All A380s delivered from early 2014 will be to this standard. Before then Airbus plans new 575- and 490-metric-ton (about 1.268 million pounds and 1.08 million pounds, respectively) maximum takeoff weights offering operators some 500 nm more range or eight tons (about 17,640 pounds) extra payload.
The changes mean an A380 could fly 525 passengers from London to Perth, Australia, said Airbus. Operating at 510 tons (almost 1.125 million pounds) mtow with 670 passengers, a “regional” A380 could fly from Hong Kong to Jeddah, Saudi Arabia, or beyond Australia, according to Williams.
Improved engines will be available from both suppliers, including new optional thrust settings for operations from short, hot or high runways. Also coming are structural design and system improvements to reduce weight and increase reliability.
From the end of 2012, the A380 will feature modified wings that incorporate a revised design for certain ribs following Airbus’s analysis of cracks discovered earlier this year in feet (or brackets) that attach the ribs to the outer skins, known as “covers,” in Airbus parlance. The manufacturer will revert to the use of metal in place of the composites material chosen originally to save weight in the wing-rib panels (or webs) and is planning to provide parts for in-service aircraft modification from early next year. The change brings A380 wing-ribs into line with other Airbus models that have metal wing ribs.
In the future, all wing-rib feet will be manufactured from 7010 Aluminum, rather than 7449 material, making them “similar to other Airbus aircraft,” according to Williams. “All aircraft delivered from early 2014 [will be] to this standard. There will be no weight increase and thus no impact on aircraft performance.”
Airbus is planning to provide parts for retrofit to the current A380 fleet, and aircraft already in production, during the first quarter of 2013. After modification, they may be flown without the need for “extraordinary inspections or interventions” at least until they achieve their design service objective (or “life”) of 19,000 flight cycles.
Wing sets for as many as 50 aircraft in various stages of construction had been delivered to the final-assembly line in Toulouse from Airbus UK by the beginning of last month. Each A380 wing has up to 60 ribs, with about 4,000 rib feet per wing set, although only about 20 brackets have been subject to cracking.
The work to overcome the problem involves changing the relevant composite wing-rib panels and associated rib feet, said Williams.

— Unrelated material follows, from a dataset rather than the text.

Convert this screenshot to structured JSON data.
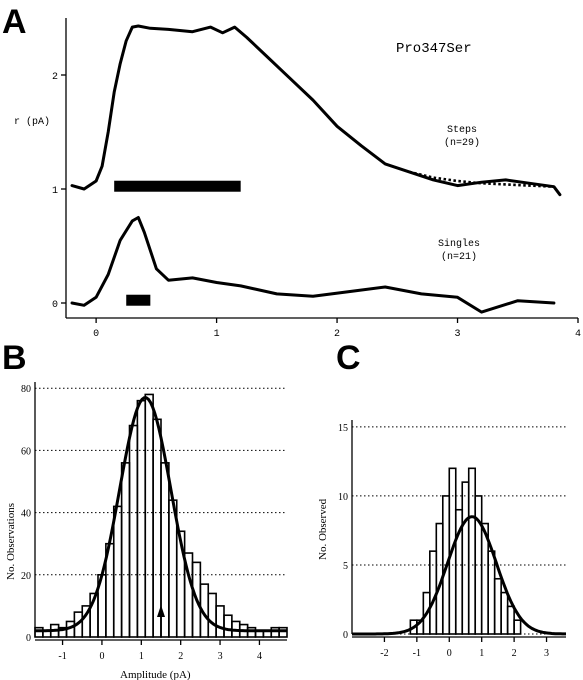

An “intensive testing and analysis” exercise is under way. “The method and timing of the modification is being discussed with airlines to align with their operational needs,” he said.
Airbus investigation revealed two material problems, identified as Type 1 “micro” cracks in the wing-rib feet and, more significantly, Type 2 examples that must be inspected when aircraft have reached 1,300 flight cycles. “The cracks result from material choice, thermal distortion at extreme low temperature and stresses generated during assembly. [The] final fix for all aircraft is being designed–for delivered aircraft and new production [examples]. It will restore the full life capability of the wing without performance impact,” according to Williams.
He said that Airbus had not used carbonfiber composites for wing-rib construction on previous models and that the A380’s designers were “pushing hard” to reduce weight. By using the composite material for wing-rib webs and conventional aluminum-alloy for rib feet, the manufacturer had been able to save about 660 pounds from the weight of each wing.